Sabtu, 5 Juli 2025

Carut Marut Penegakan Hukum Perikanan*

Oleh : Laksda TNI (Purn) Soleman B. Ponto ST, MH.**

Belum hilang ingatan kita tentang insiden tanggal 21 Maret 2016antara Kapal Coast Guard China menabrak KM Kway Fey 10078, hasil tangkapan KP Hiu 11 di wilayah ZEE dan landas kontinen Indonesia, telah terjadi lagi penembakan Kapal Ikan Taiwan pada tanggal 23 Maret yang dilakukan oleh KP Hiu 4, milik Kementrian Kelautan dan Perikanan.

Mengingat hal ini terjadi pada Kapal dari Kementrian Kelautan dan Perikanan dalam selang waktu yang sangat singkat, maka hal ini perlu mendapatkan perhatian yang serius. Karena insiden ini menyangkut pihak negara asing, maka untuk menanggapi insiden perlu dianalisa kembali sinkronisasi antara aturan perundangan nasional dan aturan perundangan internasional.

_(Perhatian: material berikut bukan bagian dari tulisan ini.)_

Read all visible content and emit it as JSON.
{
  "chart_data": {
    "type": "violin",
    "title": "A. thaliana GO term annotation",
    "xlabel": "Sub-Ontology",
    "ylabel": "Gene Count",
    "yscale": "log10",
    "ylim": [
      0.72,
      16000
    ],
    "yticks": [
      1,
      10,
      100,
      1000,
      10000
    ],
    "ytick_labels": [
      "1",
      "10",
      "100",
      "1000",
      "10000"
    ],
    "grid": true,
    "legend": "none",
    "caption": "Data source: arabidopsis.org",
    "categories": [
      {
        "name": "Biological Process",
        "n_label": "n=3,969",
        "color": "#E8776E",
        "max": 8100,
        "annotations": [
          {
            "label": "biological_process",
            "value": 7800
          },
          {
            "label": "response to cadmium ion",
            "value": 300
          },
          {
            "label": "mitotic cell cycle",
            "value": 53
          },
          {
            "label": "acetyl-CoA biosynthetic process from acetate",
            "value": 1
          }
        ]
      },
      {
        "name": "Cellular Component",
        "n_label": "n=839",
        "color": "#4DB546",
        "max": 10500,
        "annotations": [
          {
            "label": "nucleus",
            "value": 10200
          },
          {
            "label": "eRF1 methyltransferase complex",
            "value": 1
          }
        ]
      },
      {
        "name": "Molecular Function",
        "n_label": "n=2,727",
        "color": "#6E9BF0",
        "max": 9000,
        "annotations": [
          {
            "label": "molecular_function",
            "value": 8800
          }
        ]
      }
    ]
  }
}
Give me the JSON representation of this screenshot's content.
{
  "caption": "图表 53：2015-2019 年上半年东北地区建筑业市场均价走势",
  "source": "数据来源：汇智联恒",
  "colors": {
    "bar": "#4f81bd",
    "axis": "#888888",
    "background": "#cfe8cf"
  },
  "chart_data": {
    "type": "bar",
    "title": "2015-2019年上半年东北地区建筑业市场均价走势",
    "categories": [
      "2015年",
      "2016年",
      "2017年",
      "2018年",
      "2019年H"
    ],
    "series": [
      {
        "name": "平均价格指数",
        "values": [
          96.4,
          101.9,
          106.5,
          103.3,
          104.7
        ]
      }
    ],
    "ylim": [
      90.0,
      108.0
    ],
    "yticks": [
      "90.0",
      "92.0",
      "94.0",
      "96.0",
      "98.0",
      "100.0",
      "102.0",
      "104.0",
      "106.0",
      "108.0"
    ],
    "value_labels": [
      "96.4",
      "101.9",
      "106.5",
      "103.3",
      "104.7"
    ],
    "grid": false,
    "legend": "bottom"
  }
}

Aturan perundangan yang dipakai sebagai landasan untuk menanggapi insiden ini adalah  Undang-undang nomor 45 tahun 2009 tentang Perikanan; Undang-undang nomor 17 tahun 2008 tentang Pelayaran dan United Nation Convention on Law Of the Sea 1982 (UNCLOS 82)

Dalam ketentuan Pasal 66 Undang-undang nomor 45/2009 tentang perikanan, mengatur tentang Pembentukan Pengawas Perikanan yang bertugas untuk mengawasi tertib pelaksanaan ketentuan peraturan perundang-undangan di bidang perikanan. Pengawas Perikanan ini dalam melaksanakan tugasnya dapat melakukan tindakan khusus berupa pembakaran dan/atau penenggelaman kapal perikanan yang berbendera asing berdasarkan bukti permulaan yang cukup sebagaimana yang diatur oleh Pasal 69 ayat 4 UU nomor 45/2009. 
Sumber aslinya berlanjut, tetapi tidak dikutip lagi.